Love & Peace è prima di tutto esagerato e sfrontato, infatti non per altro ma come per la prolificità dei film, spesso il regista viene paragonato al maestro Miike Takashi per quell'esplosione pop, quella anarchia di fondo che lo vede come un autore libero di poter creare l'opera che preferisce e con i toni e l'ironia che più lo ispirano.
Una ricompensa che non viene data proprio a tutti e che se come in questo film viene esplosa a 360° rischia di poter diventare anche un flop incredibile.
Eppure come tutti gli outsider che si rispettino, Sono sa quello che vuole e dunque dietro una maschera che contamina cultura e altro, riesce a levigare il suo cinema dandogli una sorta di riflessione che continua a mettersi in gioco e far riflettere sui temi più disparati.

Il problema di queste pellicole, in particolar modo della tradizione nipponica è quello che proprio avendo così tante libertà e un umorismo molto diverso dal nostro, rischia di esagerare proprio lì nell'esasperazione, sconfinando prepotentemente e lasciando più volte basiti e di stucco per la mole incredibile di potenza buttata via.


domenica 19 aprile 2015

Leggenda di Kaspar Hauser

Titolo: Leggenda di Kaspar Hauser
Regia: Davide Manuli
Anno: 2012
Paese: Italia
Giudizio: 4/5

Giunto su una spiaggia disabitata del Mediterraneo, in un tempo e un luogo imprecisati, Kaspar Hauser è costretto a confrontarsi con la malvagità di una Granduchessa che sente minacciato il potere da lei esercitato sulla comunità. Per liberarsi dell'intruso biondo, costei chiede aiuto al Pusher, un criminale con cui ha una relazione, che sa come liberarsi del "nemico". Peccato che non abbia fatto i conti con lo Sceriffo, un dj che considera Kaspar come il nuovo Messia.
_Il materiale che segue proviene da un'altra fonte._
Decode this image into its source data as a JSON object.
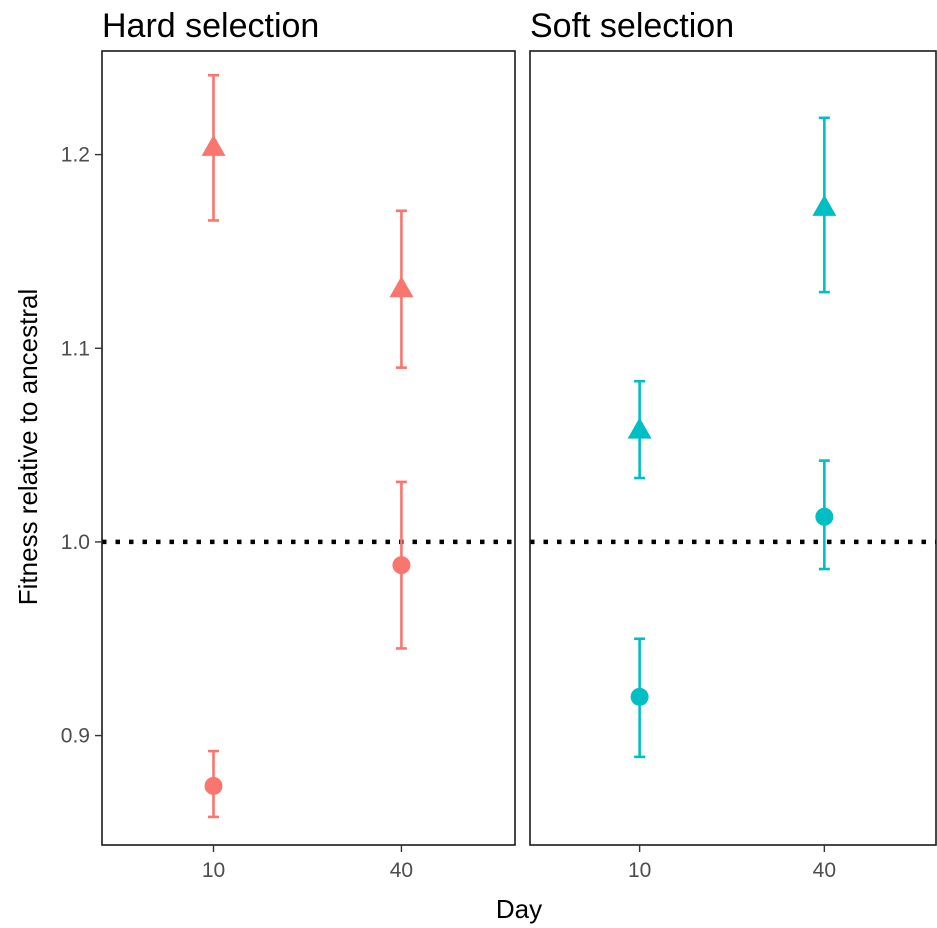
{
  "chart_data": {
    "type": "scatter",
    "x_label": "Day",
    "y_label": "Fitness relative to ancestral",
    "x_categories": [
      "10",
      "40"
    ],
    "y_ticks": [
      0.9,
      1.0,
      1.1,
      1.2
    ],
    "y_tick_labels": [
      "0.9",
      "1.0",
      "1.1",
      "1.2"
    ],
    "ylim": [
      0.8435,
      1.2535
    ],
    "reference_line": {
      "y": 1.0,
      "style": "dotted",
      "color": "#000000"
    },
    "grid": false,
    "panels": [
      {
        "title": "Hard selection",
        "color": "#F8766D",
        "points": [
          {
            "x": "10",
            "shape": "triangle",
            "y": 1.204,
            "ymin": 1.166,
            "ymax": 1.241
          },
          {
            "x": "40",
            "shape": "triangle",
            "y": 1.131,
            "ymin": 1.09,
            "ymax": 1.171
          },
          {
            "x": "10",
            "shape": "circle",
            "y": 0.874,
            "ymin": 0.858,
            "ymax": 0.892
          },
          {
            "x": "40",
            "shape": "circle",
            "y": 0.988,
            "ymin": 0.945,
            "ymax": 1.031
          }
        ]
      },
      {
        "title": "Soft selection",
        "color": "#00BFC4",
        "points": [
          {
            "x": "10",
            "shape": "triangle",
            "y": 1.058,
            "ymin": 1.033,
            "ymax": 1.083
          },
          {
            "x": "40",
            "shape": "triangle",
            "y": 1.173,
            "ymin": 1.129,
            "ymax": 1.219
          },
          {
            "x": "10",
            "shape": "circle",
            "y": 0.92,
            "ymin": 0.889,
            "ymax": 0.95
          },
          {
            "x": "40",
            "shape": "circle",
            "y": 1.013,
            "ymin": 0.986,
            "ymax": 1.042
          }
        ]
      }
    ]
  }
}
Penso che l’esordio di Manuli sia uno dei film italiani esteticamente più belli degli ultimi cinque anni.
I meriti sono tanti e doverosi. 
In primis la fotografia di Tarek Ben Abdallah. 
In secondo luogo le musiche dei Vitalic davvero ipnotiche e suggestive. In terzo luogo le scenografie naturali della Gallura scarne e infinite. 
In ultimo il cast, bizzarro e atipico, quindi, in questo caso, un’operazione riuscita (eccezion fatta per la Gerini che stona).
Un film sperimentale (un western di fantascienza?) di quelli che si amano o si odiano, ma quando si amano, il risultato è lasciarsi invadere mente e corpo da immagini mozzafiato, alcuni sketch che ricordano Cipri e Maresco e la Calderoni e Gallo che ballano in modo divino.
Con un calvario produttivo di tre anni, questo film vide la co-produzione di Bruno Tribboli, Alessandro Bonifazi della Blue Film e dalla Shooting Hope Production di Davide Manuli, con in più la collaborazione di Fourlab e il sostegno del Ministero per i Beni e le Attività Culturali, della Regione Autonoma della Sardegna e della Regione Lazio.
Pochissimi e coraggiosissimi i distributori che in Italia hanno creduto in questo film. Uno scandalo dall’altra parte che un’opera coraggiosa e insolita come questa non sia rimasta per più di una settimana nelle sale.
Un film, un’opera, una colonna sonora da ascoltare con le cuffie della protagonista e con cui lasciarsi proiettare verso mondi lontani su di un’astronave magica come quella che appare all’inizio.